Archive for the ‘Breathing’ Category

How’s Your Breathing?

Thursday, May 7th, 2015

Proper breathing is probably the easiest and most powerful way to protect your health. It results in better digestion and circulation, more restful sleep, decreased anxiety, and a more stable heart rate.
When I was coaching people I would always start out with BREATHING.
Breathe from your diaphragm so that you fill your lungs with oxygen and exhale completely.
In 2014 my doctors said my heart was good and my lungs were good – I just couldn’t breathe. My body had filled up with inflammation and shut down my body’s cells so that they could only take in less than 20 percent capacity and I was always worn out. That’s when I took acuscope and myopulse treatments and cleaned out the inflammation and I could breathe again and function full time.
So make sure you breathe correctly and protect your health.

Breathing

Tuesday, June 16th, 2009

Whenever I start with a new client I talk about four basic principles.

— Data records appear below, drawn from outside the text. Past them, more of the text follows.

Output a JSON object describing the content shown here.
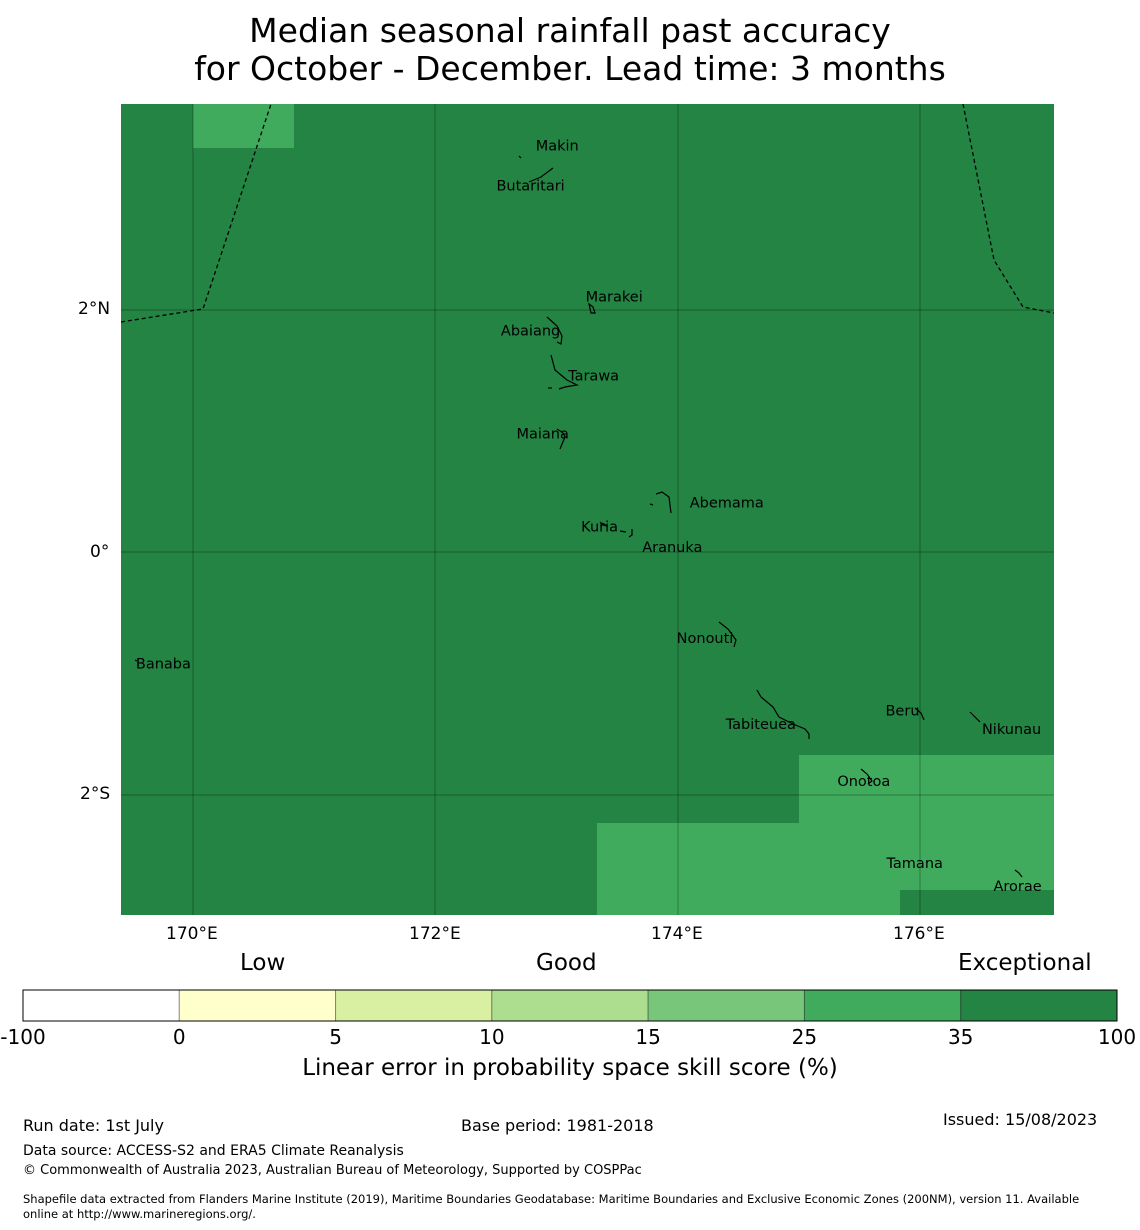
{
  "title": {
    "line1": "Median seasonal rainfall past accuracy",
    "line2": "for October - December. Lead time: 3 months"
  },
  "map": {
    "lat_range": [
      -3.0,
      3.7
    ],
    "lon_range": [
      169.4,
      177.1
    ],
    "lat_ticks": [
      {
        "value": 2,
        "label": "2°N"
      },
      {
        "value": 0,
        "label": "0°"
      },
      {
        "value": -2,
        "label": "2°S"
      }
    ],
    "lon_ticks": [
      {
        "value": 170,
        "label": "170°E"
      },
      {
        "value": 172,
        "label": "172°E"
      },
      {
        "value": 174,
        "label": "174°E"
      },
      {
        "value": 176,
        "label": "176°E"
      }
    ],
    "background_class": "35-100",
    "places": [
      {
        "name": "Makin",
        "lon": 173.0,
        "lat": 3.35
      },
      {
        "name": "Butaritari",
        "lon": 172.78,
        "lat": 3.02
      },
      {
        "name": "Marakei",
        "lon": 173.47,
        "lat": 2.1
      },
      {
        "name": "Abaiang",
        "lon": 172.78,
        "lat": 1.82
      },
      {
        "name": "Tarawa",
        "lon": 173.3,
        "lat": 1.45
      },
      {
        "name": "Maiana",
        "lon": 172.88,
        "lat": 0.97
      },
      {
        "name": "Abemama",
        "lon": 174.4,
        "lat": 0.4
      },
      {
        "name": "Kuria",
        "lon": 173.35,
        "lat": 0.2
      },
      {
        "name": "Aranuka",
        "lon": 173.95,
        "lat": 0.03
      },
      {
        "name": "Banaba",
        "lon": 169.75,
        "lat": -0.93
      },
      {
        "name": "Nonouti",
        "lon": 174.22,
        "lat": -0.72
      },
      {
        "name": "Beru",
        "lon": 175.85,
        "lat": -1.32
      },
      {
        "name": "Tabiteuea",
        "lon": 174.68,
        "lat": -1.43
      },
      {
        "name": "Nikunau",
        "lon": 176.75,
        "lat": -1.47
      },
      {
        "name": "Onotoa",
        "lon": 175.53,
        "lat": -1.9
      },
      {
        "name": "Tamana",
        "lon": 175.95,
        "lat": -2.58
      },
      {
        "name": "Arorae",
        "lon": 176.8,
        "lat": -2.77
      }
    ]
  },
  "colorbar": {
    "categories": [
      {
        "label": "Low"
      },
      {
        "label": "Good"
      },
      {
        "label": "Exceptional"
      }
    ],
    "classes": [
      {
        "from": "-100",
        "to": "0",
        "color": "#ffffff"
      },
      {
        "from": "0",
        "to": "5",
        "color": "#ffffcc"
      },
      {
        "from": "5",
        "to": "10",
        "color": "#d9f0a3"
      },
      {
        "from": "10",
        "to": "15",
        "color": "#addd8e"
      },
      {
        "from": "15",
        "to": "25",
        "color": "#78c679"
      },
      {
        "from": "25",
        "to": "35",
        "color": "#41ab5d"
      },
      {
        "from": "35",
        "to": "100",
        "color": "#238443"
      }
    ],
    "ticks": [
      "-100",
      "0",
      "5",
      "10",
      "15",
      "25",
      "35",
      "100"
    ],
    "label": "Linear error in probability space skill score (%)"
  },
  "footer": {
    "run_date": "Run date: 1st July",
    "base_period": "Base period: 1981-2018",
    "issued": "Issued: 15/08/2023",
    "data_source": "Data source: ACCESS-S2 and ERA5 Climate Reanalysis",
    "copyright": "© Commonwealth of Australia 2023, Australian Bureau of Meteorology, Supported by COSPPac",
    "shapefile_line1": "Shapefile data extracted from Flanders Marine Institute (2019), Maritime Boundaries Geodatabase: Maritime Boundaries and Exclusive Economic Zones (200NM), version 11. Available",
    "shapefile_line2": "online at http://www.marineregions.org/."
  }
}
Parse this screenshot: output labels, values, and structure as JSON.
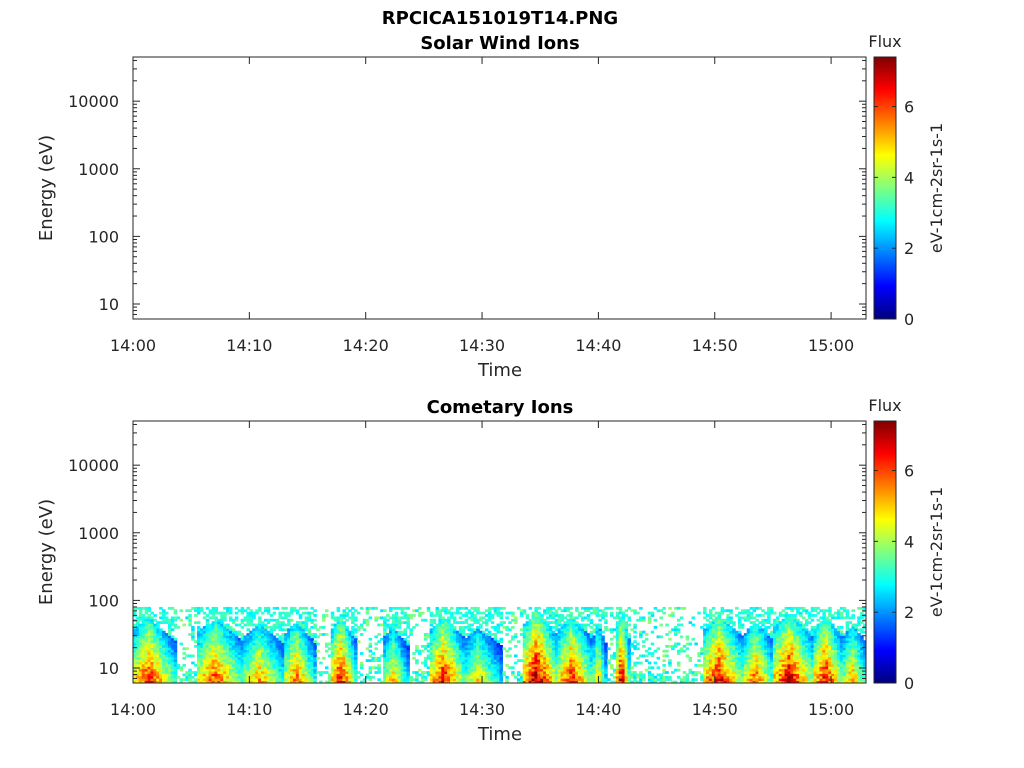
{
  "figure": {
    "title": "RPCICA151019T14.PNG"
  },
  "colors": {
    "colormap": [
      "#00007f",
      "#0000ff",
      "#007fff",
      "#00ffff",
      "#7fff7f",
      "#ffff00",
      "#ff7f00",
      "#ff0000",
      "#7f0000"
    ]
  },
  "chart_data": [
    {
      "type": "heatmap",
      "title": "Solar Wind Ions",
      "xlabel": "Time",
      "ylabel": "Energy (eV)",
      "x_ticks": [
        "14:00",
        "14:10",
        "14:20",
        "14:30",
        "14:40",
        "14:50",
        "15:00"
      ],
      "xlim_minutes": [
        0,
        63
      ],
      "y_scale": "log",
      "ylim": [
        6,
        45000
      ],
      "y_ticks": [
        10,
        100,
        1000,
        10000
      ],
      "y_tick_labels": [
        "10",
        "100",
        "1000",
        "10000"
      ],
      "colorbar": {
        "title": "Flux",
        "label": "eV-1cm-2sr-1s-1",
        "range": [
          0,
          7.4
        ],
        "ticks": [
          0,
          2,
          4,
          6
        ],
        "tick_labels": [
          "0",
          "2",
          "4",
          "6"
        ]
      },
      "bursts": []
    },
    {
      "type": "heatmap",
      "title": "Cometary Ions",
      "xlabel": "Time",
      "ylabel": "Energy (eV)",
      "x_ticks": [
        "14:00",
        "14:10",
        "14:20",
        "14:30",
        "14:40",
        "14:50",
        "15:00"
      ],
      "xlim_minutes": [
        0,
        63
      ],
      "y_scale": "log",
      "ylim": [
        6,
        45000
      ],
      "y_ticks": [
        10,
        100,
        1000,
        10000
      ],
      "y_tick_labels": [
        "10",
        "100",
        "1000",
        "10000"
      ],
      "colorbar": {
        "title": "Flux",
        "label": "eV-1cm-2sr-1s-1",
        "range": [
          0,
          7.4
        ],
        "ticks": [
          0,
          2,
          4,
          6
        ],
        "tick_labels": [
          "0",
          "2",
          "4",
          "6"
        ]
      },
      "energy_range_with_signal": [
        6,
        80
      ],
      "bursts": [
        {
          "t0": 0.0,
          "t1": 3.5,
          "peak": 6.5
        },
        {
          "t0": 5.5,
          "t1": 9.5,
          "peak": 6.2
        },
        {
          "t0": 9.5,
          "t1": 13.0,
          "peak": 5.5
        },
        {
          "t0": 13.0,
          "t1": 15.5,
          "peak": 6.0
        },
        {
          "t0": 17.0,
          "t1": 19.0,
          "peak": 6.8
        },
        {
          "t0": 21.5,
          "t1": 23.5,
          "peak": 5.2
        },
        {
          "t0": 25.5,
          "t1": 28.5,
          "peak": 6.7
        },
        {
          "t0": 28.5,
          "t1": 31.5,
          "peak": 5.0
        },
        {
          "t0": 33.5,
          "t1": 36.5,
          "peak": 7.4
        },
        {
          "t0": 36.5,
          "t1": 39.5,
          "peak": 6.5
        },
        {
          "t0": 39.5,
          "t1": 40.5,
          "peak": 5.5
        },
        {
          "t0": 41.5,
          "t1": 42.5,
          "peak": 7.2
        },
        {
          "t0": 49.0,
          "t1": 52.5,
          "peak": 6.8
        },
        {
          "t0": 52.5,
          "t1": 55.0,
          "peak": 6.0
        },
        {
          "t0": 55.0,
          "t1": 58.5,
          "peak": 7.0
        },
        {
          "t0": 58.5,
          "t1": 61.0,
          "peak": 6.8
        },
        {
          "t0": 61.0,
          "t1": 63.0,
          "peak": 5.5
        }
      ]
    }
  ]
}
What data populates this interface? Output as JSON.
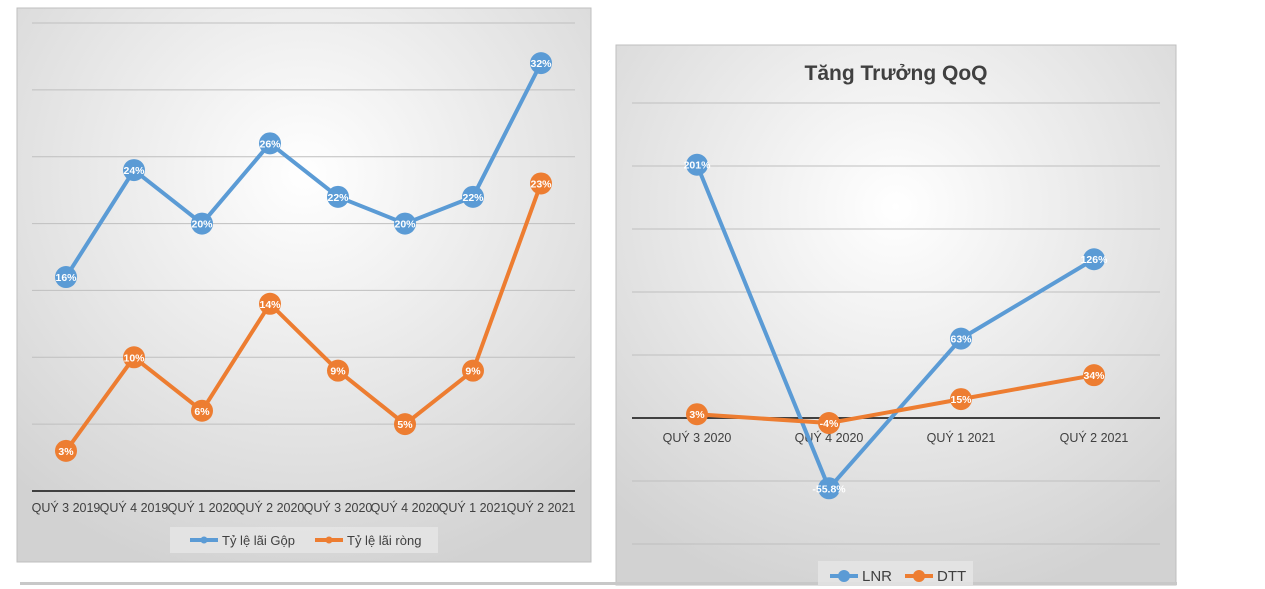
{
  "colors": {
    "blue": "#5b9bd5",
    "orange": "#ed7d31"
  },
  "chart_data": [
    {
      "type": "line",
      "title": "",
      "categories": [
        "QUÝ 3 2019",
        "QUÝ 4 2019",
        "QUÝ 1 2020",
        "QUÝ 2 2020",
        "QUÝ 3 2020",
        "QUÝ 4 2020",
        "QUÝ 1 2021",
        "QUÝ 2 2021"
      ],
      "series": [
        {
          "name": "Tỷ lệ lãi Gộp",
          "values": [
            16,
            24,
            20,
            26,
            22,
            20,
            22,
            32
          ],
          "labels": [
            "16%",
            "24%",
            "20%",
            "26%",
            "22%",
            "20%",
            "22%",
            "32%"
          ]
        },
        {
          "name": "Tỷ lệ lãi ròng",
          "values": [
            3,
            10,
            6,
            14,
            9,
            5,
            9,
            23
          ],
          "labels": [
            "3%",
            "10%",
            "6%",
            "14%",
            "9%",
            "5%",
            "9%",
            "23%"
          ]
        }
      ],
      "ylim": [
        0,
        35
      ],
      "grid": true,
      "legend": "bottom"
    },
    {
      "type": "line",
      "title": "Tăng Trưởng QoQ",
      "categories": [
        "QUÝ 3 2020",
        "QUÝ 4 2020",
        "QUÝ 1 2021",
        "QUÝ 2 2021"
      ],
      "series": [
        {
          "name": "LNR",
          "values": [
            201,
            -55.8,
            63,
            126
          ],
          "labels": [
            "201%",
            "-55.8%",
            "63%",
            "126%"
          ]
        },
        {
          "name": "DTT",
          "values": [
            3,
            -4,
            15,
            34
          ],
          "labels": [
            "3%",
            "-4%",
            "15%",
            "34%"
          ]
        }
      ],
      "ylim": [
        -100,
        250
      ],
      "grid": true,
      "legend": "bottom"
    }
  ]
}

First is breathing, second is meditation, third is nutrition and fourth is exercise, and not necessarily in that order.

As I read Chunyi Lin, who has a master’s degree in holistic healing and a certified International Qigong Master, he is saying that these four principles are the four basic elements to qigong.

Chunyi Lin says breathing is the most important and following the proper breathing technique helps to restore health and vitality.

Most people breathe at a resting rate of 12 to 20 breaths a minute. Dr. Greg Plotnikoff told me the ideal is eight breaths a minute for a resting rate. Shallow breathing only fills about 60 percent of your lung capacity. Taking just 15 minutes a day (longer is better) you begin to improve your health. Practicing slow, deep breathing everyday will help your body relax more and relieve your body’s negative reactions to stress.

Are you stressed out at times? Take slow deep breaths that fill your lungs for 15 minutes a day and see how it improves your life.

 

Did you know?

Saturday, May 30th, 2009

      1.      When our immune system is strong, we have few colds or infections and our energy level is high.

2.      When we use positive thinking, meditation, and prayer and have a strong family support system, we are much more effective at warding off disease.

3.      The trillions of cells which make up our body for the most part live only a few weeks and then are replaced. Some organs like the brain and the heart replace their cells about every three months.

4.      Free radicals are produced when oxygen and glucose produce energy.

5.      Exposure to the sun produces free radicals.

6.      Radiation therapy to treat cancer depends on free radicals generated by the radiation to kill the cancer cells.

7.      Between the ages of twenty and seventy, maximum breathing capacity declines approximately 40 percent.

8.      The average life of an American born today is 77.9 years.

(Facts taken from the book The Longevity Factor, Dr. Joseph Maroon)

What makes us age?

Tuesday, May 19th, 2009

As we age we see a loss of organ reserve, not only do our muscles get weaker, many other factors play in as well as our bodies seem to grow old. But the biggest factor contributing to the deterioration of our body is nutrition. Most people still do not eat a good diet with the food that is responsible for building us up. We consume too many omega-6 oils (safflower, sunflower, corn, soybean, cottonseed as well as others). We need to increase our consumption of omega-3 oils (fish oil supplements, flax seed, and others). Omega-3 is an anti-inflammatory essential fatty oil which improves the elasticity of every cell in our body. Cells that are hydrated and oxygenated work at an optimal level and reverse the aging process. With a smooth functioning, healthy body we see our energy levels rise. More and more studies tell us that as we take the proper nutrients, and not drugs, there is less likelihood of disease. Disease is not natural or normal. We bring it upon ourselves by improper eating and taking too many drugs. Drugs are sometimes needed in some cases but the widespread use of drugs in America is making us a sicker nation than any other industrialized nation in the world.

If you want to live a long healthy life examine what you are doing—eat properly, meditate, exercise, and breathe deeply.

Stress & Breathing

Monday, April 6th, 2009

Some studies say that 90 percent of our illnesses are stress related. Breathing deeply can melt that stress away. There is scientific evidence that deep breathing from the diaphragm chemically changes a person’s physiology, which is a person’s mechanical, physical and biochemical function. We can quickly change a stressful situation into a calm, even flowing, life response. How we breathe regulates our physical bodies as well as our emotional and mental states. The key is knowing how to change our breath before anxiety arises. The normal “flight or fight” response is the stressor in this situation. Sometimes we need this “flight or fight” response, but in today’s society we don’t normally have a tiger chasing us so we don’t need this response most of the time.

As we practice breathing from our belly we fill our lungs all the way to the bottom. Remember when you go to the doctor’s they ask you to breathe deeply so they can tell if there is any congestion in your lungs.

You can do this sitting or lying down. I do it both ways. Sometimes when I awake in the middle of the night I’ll place my hands on my belly and breathe in and out making sure I breathe deeply. Other times when I’m in the sauna I will meditate and practice my breathing. Either way it will keep you from stress.